BRCA genes are extracted successfully.


In [62]:
extract_genes(all_genes_dawnrank, "all_dawnrank")
extract_genes(brca_genes_dawnrank, "BRCA_dawnrank")

all_dawnrank genes are extracted successfully.
BRCA_dawnrank genes are extracted successfully.


In [65]:
extract_genes(all_genes_drivernet, "all_drivernet")
extract_genes(brca_genes_drivernet, "BRCA_drivernet")

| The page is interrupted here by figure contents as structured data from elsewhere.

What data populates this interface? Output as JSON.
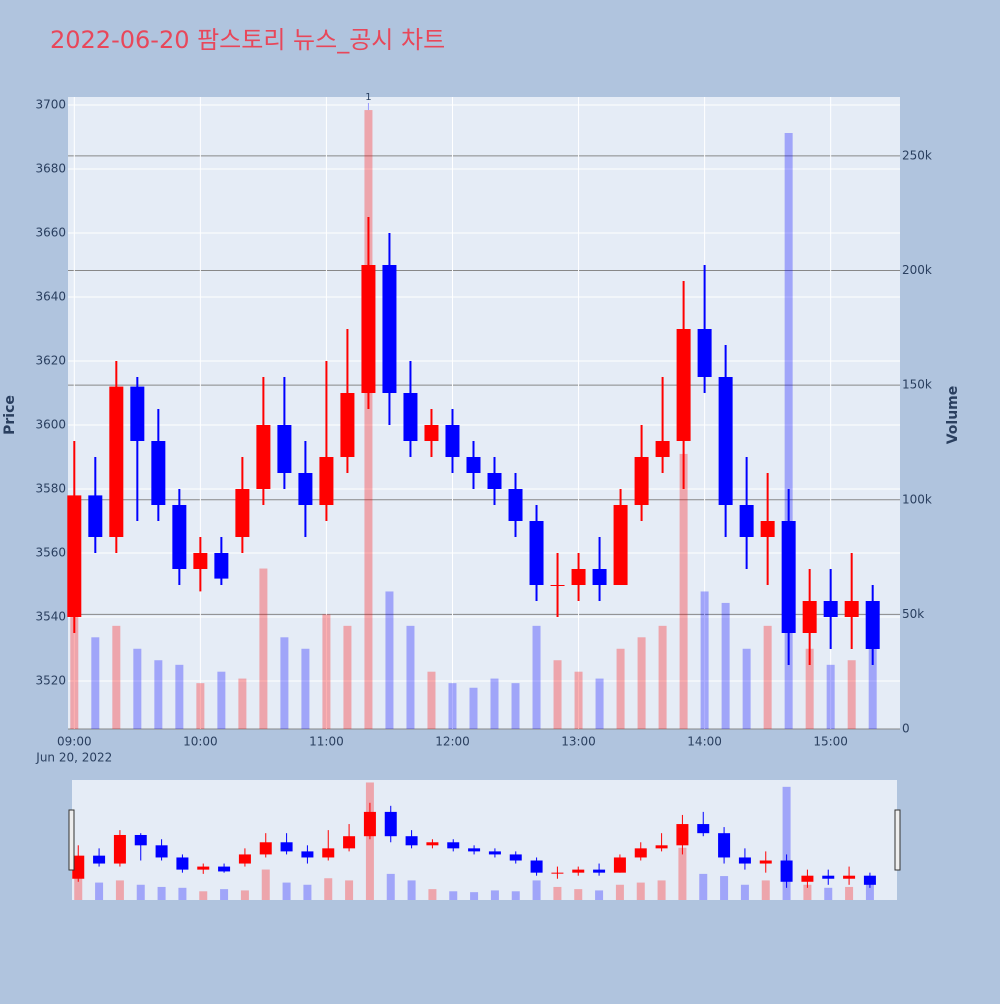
{
  "chart_data": {
    "type": "candlestick",
    "title": "2022-06-20 팜스토리 뉴스_공시 차트",
    "y_label": "Price",
    "y2_label": "Volume",
    "x": [
      "2022-06-20 09:00",
      "2022-06-20 09:10",
      "2022-06-20 09:20",
      "2022-06-20 09:30",
      "2022-06-20 09:40",
      "2022-06-20 09:50",
      "2022-06-20 10:00",
      "2022-06-20 10:10",
      "2022-06-20 10:20",
      "2022-06-20 10:30",
      "2022-06-20 10:40",
      "2022-06-20 10:50",
      "2022-06-20 11:00",
      "2022-06-20 11:10",
      "2022-06-20 11:20",
      "2022-06-20 11:30",
      "2022-06-20 11:40",
      "2022-06-20 11:50",
      "2022-06-20 12:00",
      "2022-06-20 12:10",
      "2022-06-20 12:20",
      "2022-06-20 12:30",
      "2022-06-20 12:40",
      "2022-06-20 12:50",
      "2022-06-20 13:00",
      "2022-06-20 13:10",
      "2022-06-20 13:20",
      "2022-06-20 13:30",
      "2022-06-20 13:40",
      "2022-06-20 13:50",
      "2022-06-20 14:00",
      "2022-06-20 14:10",
      "2022-06-20 14:20",
      "2022-06-20 14:30",
      "2022-06-20 14:40",
      "2022-06-20 14:50",
      "2022-06-20 15:00",
      "2022-06-20 15:10",
      "2022-06-20 15:20"
    ],
    "open": [
      3540,
      3578,
      3565,
      3612,
      3595,
      3575,
      3555,
      3560,
      3565,
      3580,
      3600,
      3585,
      3575,
      3590,
      3610,
      3650,
      3610,
      3595,
      3600,
      3590,
      3585,
      3580,
      3570,
      3550,
      3550,
      3555,
      3550,
      3575,
      3590,
      3595,
      3630,
      3615,
      3575,
      3565,
      3570,
      3535,
      3545,
      3540,
      3545
    ],
    "high": [
      3595,
      3590,
      3620,
      3615,
      3605,
      3580,
      3565,
      3565,
      3590,
      3615,
      3615,
      3595,
      3620,
      3630,
      3665,
      3660,
      3620,
      3605,
      3605,
      3595,
      3590,
      3585,
      3575,
      3560,
      3560,
      3565,
      3580,
      3600,
      3615,
      3645,
      3650,
      3625,
      3590,
      3585,
      3580,
      3555,
      3555,
      3560,
      3550
    ],
    "low": [
      3535,
      3560,
      3560,
      3570,
      3570,
      3550,
      3548,
      3550,
      3560,
      3575,
      3580,
      3565,
      3570,
      3585,
      3605,
      3600,
      3590,
      3590,
      3585,
      3580,
      3575,
      3565,
      3545,
      3540,
      3545,
      3545,
      3550,
      3570,
      3585,
      3580,
      3610,
      3565,
      3555,
      3550,
      3525,
      3525,
      3530,
      3530,
      3525
    ],
    "close": [
      3578,
      3565,
      3612,
      3595,
      3575,
      3555,
      3560,
      3552,
      3580,
      3600,
      3585,
      3575,
      3590,
      3610,
      3650,
      3610,
      3595,
      3600,
      3590,
      3585,
      3580,
      3570,
      3550,
      3550,
      3555,
      3550,
      3575,
      3590,
      3595,
      3630,
      3615,
      3575,
      3565,
      3570,
      3535,
      3545,
      3540,
      3545,
      3530
    ],
    "volume": [
      55000,
      40000,
      45000,
      35000,
      30000,
      28000,
      20000,
      25000,
      22000,
      70000,
      40000,
      35000,
      50000,
      45000,
      270000,
      60000,
      45000,
      25000,
      20000,
      18000,
      22000,
      20000,
      45000,
      30000,
      25000,
      22000,
      35000,
      40000,
      45000,
      120000,
      60000,
      55000,
      35000,
      45000,
      260000,
      35000,
      28000,
      30000,
      40000
    ],
    "increasing_color": "#ff0000",
    "decreasing_color": "#0000ff",
    "xlim": [
      "2022-06-20 08:57",
      "2022-06-20 15:33"
    ],
    "xticks": [
      {
        "value": "2022-06-20 09:00",
        "label": "09:00"
      },
      {
        "value": "2022-06-20 10:00",
        "label": "10:00"
      },
      {
        "value": "2022-06-20 11:00",
        "label": "11:00"
      },
      {
        "value": "2022-06-20 12:00",
        "label": "12:00"
      },
      {
        "value": "2022-06-20 13:00",
        "label": "13:00"
      },
      {
        "value": "2022-06-20 14:00",
        "label": "14:00"
      },
      {
        "value": "2022-06-20 15:00",
        "label": "15:00"
      }
    ],
    "x_date_label": "Jun 20, 2022",
    "ylim": [
      3505,
      3702.5
    ],
    "yticks": [
      3520,
      3540,
      3560,
      3580,
      3600,
      3620,
      3640,
      3660,
      3680,
      3700
    ],
    "y2lim": [
      0,
      275700
    ],
    "y2ticks": [
      0,
      {
        "value": 50000,
        "label": "50k"
      },
      {
        "value": 100000,
        "label": "100k"
      },
      {
        "value": 150000,
        "label": "150k"
      },
      {
        "value": 200000,
        "label": "200k"
      },
      {
        "value": 250000,
        "label": "250k"
      }
    ],
    "annotations": [
      {
        "x": "2022-06-20 11:20",
        "text": "1"
      }
    ],
    "grid": true,
    "range_slider": true
  }
}
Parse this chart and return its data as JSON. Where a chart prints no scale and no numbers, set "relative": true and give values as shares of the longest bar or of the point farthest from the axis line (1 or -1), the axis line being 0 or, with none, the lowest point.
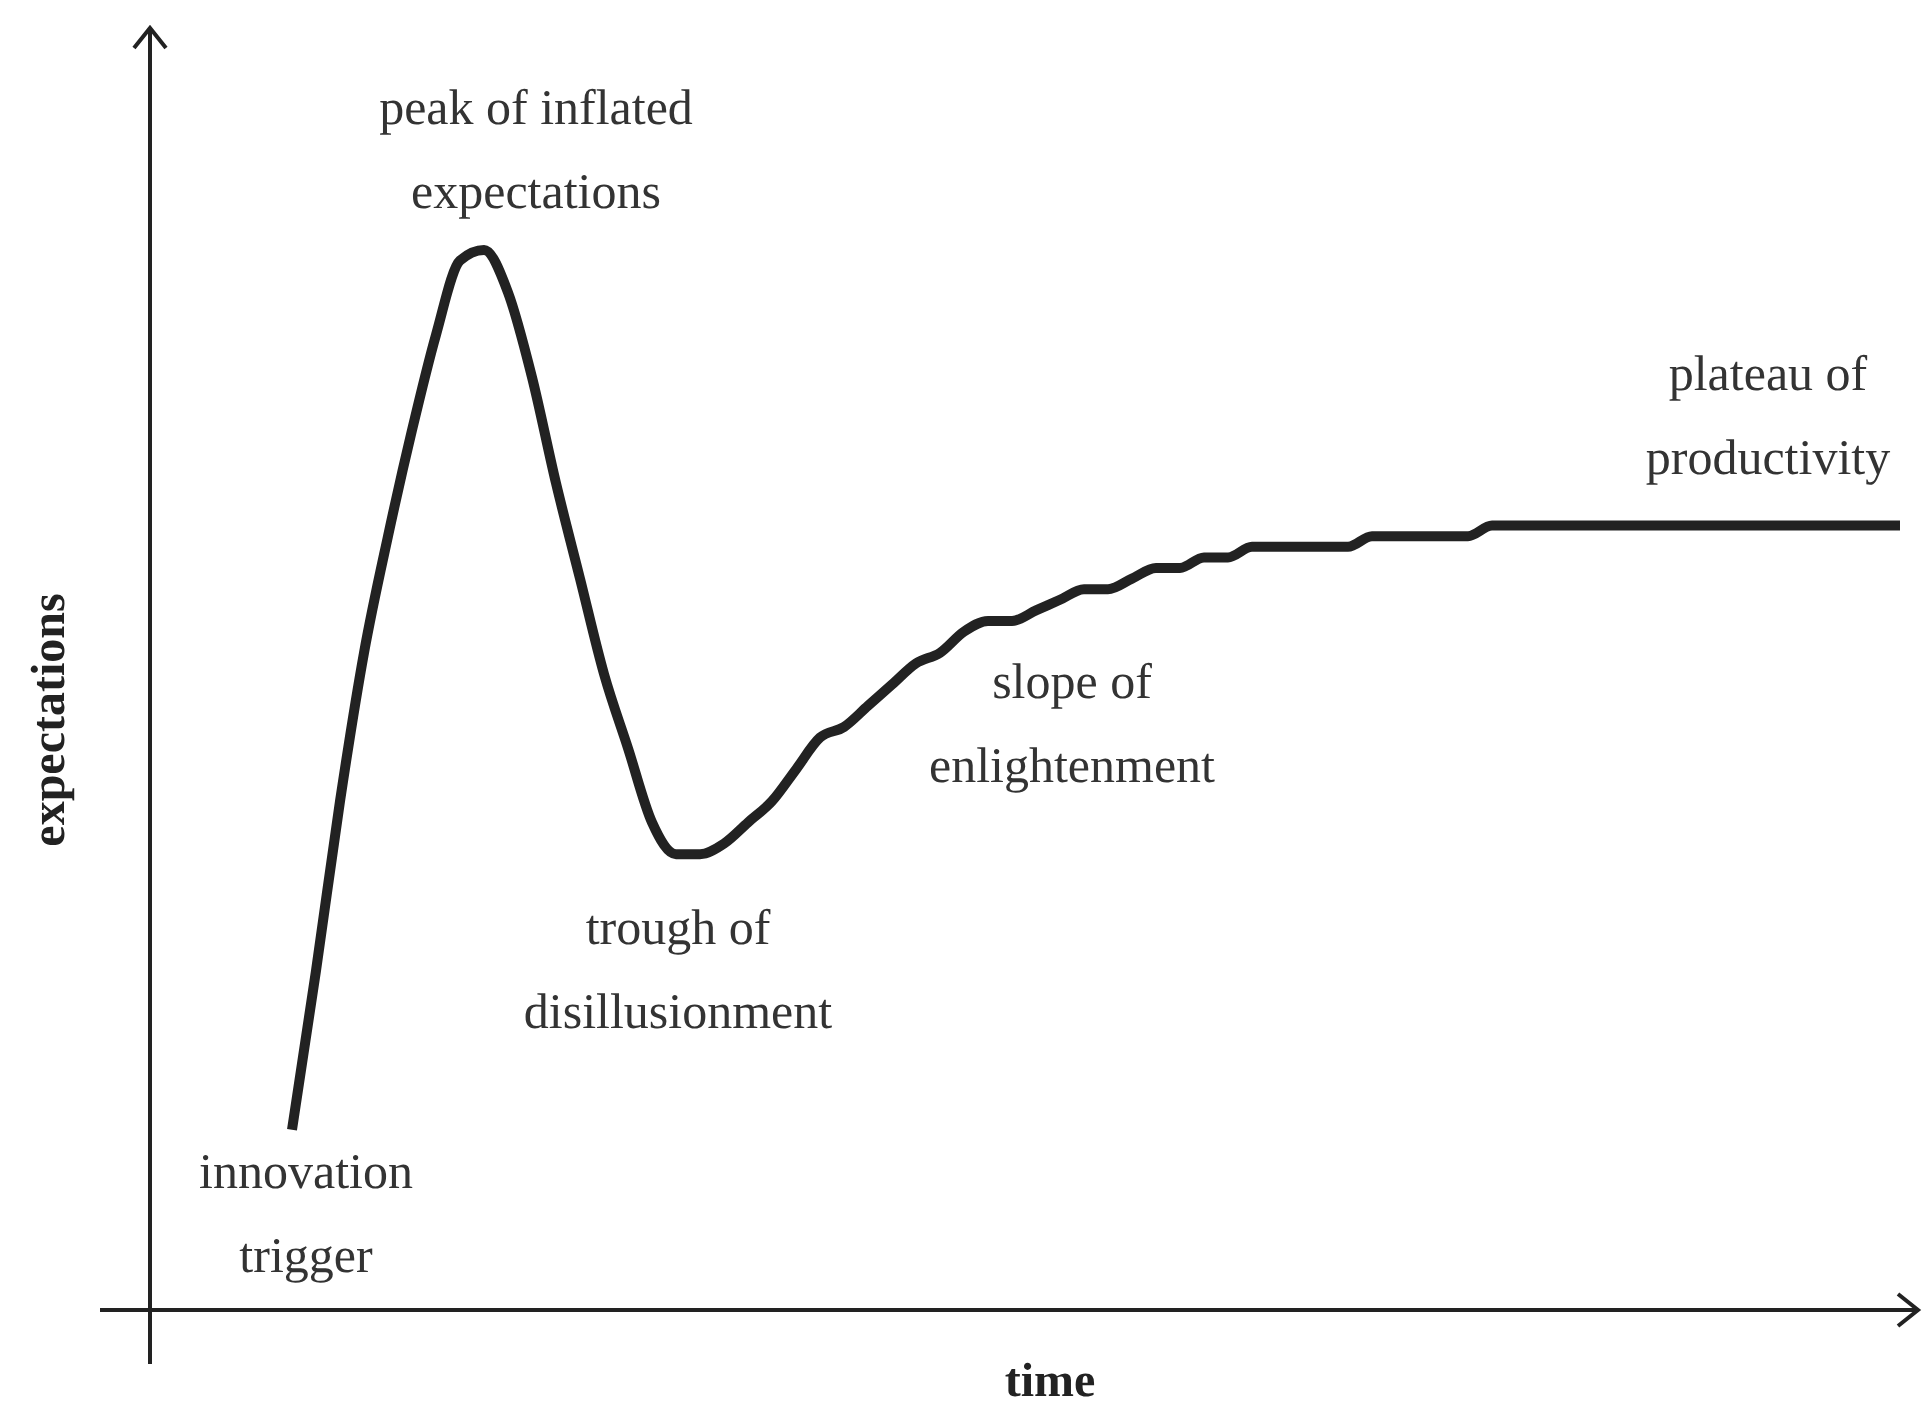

all_drivernet genes are extracted successfully.
BRCA_drivernet genes are extracted successfully.


In [67]:
extract_genes(all_genes_mutex, "all_mutex")
extract_genes(brca_genes_mutex, "BRCA_mutex")

all_mutex genes are extracted successfully.
BRCA_mutex genes are extracted successfully.